Here are some stats from last qtr:

  • Profit growth of 19%, beating estimates of -19%.
  • Sales growth of 28%.
  • Same store sales up 15%.

Five Below has been one of the best retail concepts around, as same store sales have increased 15 consecutive years. The company has no debt and has been buying back shares. FIVE plans to buy back $100 million in stock each year until 2024. The stock has a solid Estimated Long Term Growth Rate 39% per year, which is one of the fastest rates of any stock in our universe. I think this company has the ability to grow profits 25% to 35% per year, and the stock looks like a bargain. FIVE is part of the Growth Portfolio.

One Year Chart
We are in a wicked Bear Market for growth stocks. FIVE was hanging in there, but has recently been one of the remaining market leaders to take a bow. I like how the stock seems to be hitting support here.

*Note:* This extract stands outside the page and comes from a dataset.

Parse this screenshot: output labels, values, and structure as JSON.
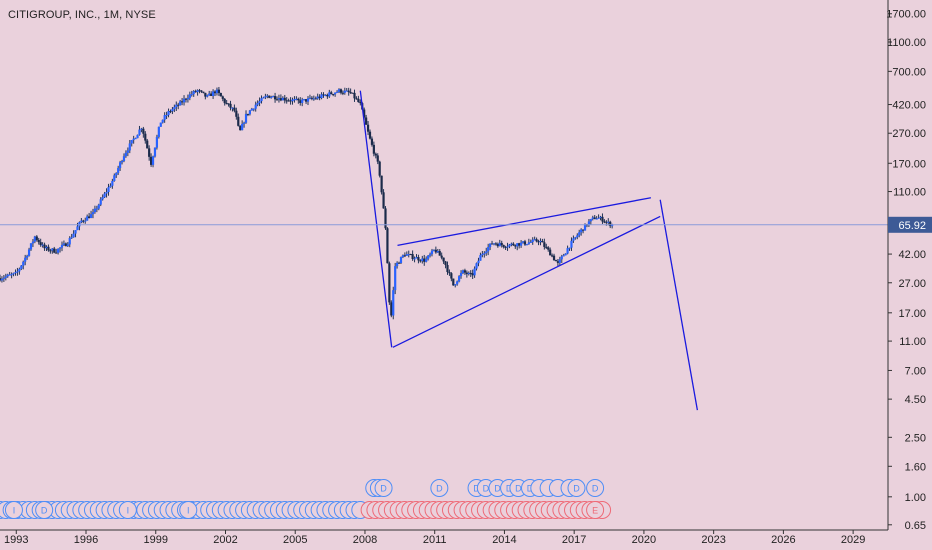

This stock has a P/E of 29 which is very reasonable. The P/E was 43, 46, 42, and 47 the past four qtrs. You can see what the P/E has been like during the years here .

The Est. LTG jumps from 42% to 46% and it’s outstanding. I used to think of this stock as a 25% grower. Now, I’m thinking it has the ability to grow profits 35% a year.

Notice qtrly profit Estimates are poor. That’s because results the past 4 qtrs have been great as COVID-19 closures hurt a lot of other retailers, causing many to close, and giving Five Below more market share.

Earnings Table
Last qtr, Five Below posted 19% profit growth and beat estimates of -19%. Profits were exceptional in the year-ago period — up 100% — and there were tough comparisons last qtr. I’m fine with the “slower” sales growth. Revenue increased 28%, year-on-year. Same-store sales grew 15%, over last year. Total number of transactions grew 14% while customer visits increased 1%.

Sales results were enhanced by strong multiple product trends, such as back-to-school backpacks, stationary items, and art supplies, Halloween candy, and gaming products. Five Below saw increased customer traffic from both in-store and digital channels, increase in customer purchase, growth in new and repeat customers, and continued growth in e-commerce penetration. Higher freight costs were more than offset by occupancy leverage due to strong sales. That’s a relief as higher logistics costs are hampering a lot of companies now.

Annual Profit Estimates increased this qtr. Note 2021 profit estimates have jumped from $4.22 to $4.9 the past four qtrs. This is a premier growth stock,

Qtrly Profit growth estimates for the next 4 qtrs are 13% , 1%, 10%, and 40%. Notice the year-ago figures in the top half of the Earnings Table.

Fair Value
My Fair Value P/E stays at 45. I moveed it down from 55 to 50 to 45 the past three qtrs.

There’s 53% upside to my 2022 Fair Value of $265. And I imagine the company will continue to up profit estimates.

But, in a Bear Market, valuations (P/Es) get reduced. I imagine this stock could trade for 35x profits, or 206 a share. That still equates to a $206 stock, 19% above yesterday’s price of $173.  

Bottom Line
Five Below (FIVE) has been thriving for years, but the stock stayed under the radar until it broke out at $55 in September 2017. I’ve owned the stock since November 13, 2015 (bought for clients at $34).

With excellent sales growth, a P/E of only 29, and a franchise that’s proven to be a winner the past five years, this stock seems ripe for a big comeback once the stock market bottoms. 

FIVE moves up from 13t to 9th in the Growth Portfolio Power Rankings. In the end, I imagine the company will eventually be acquired by a larger dollar store chain.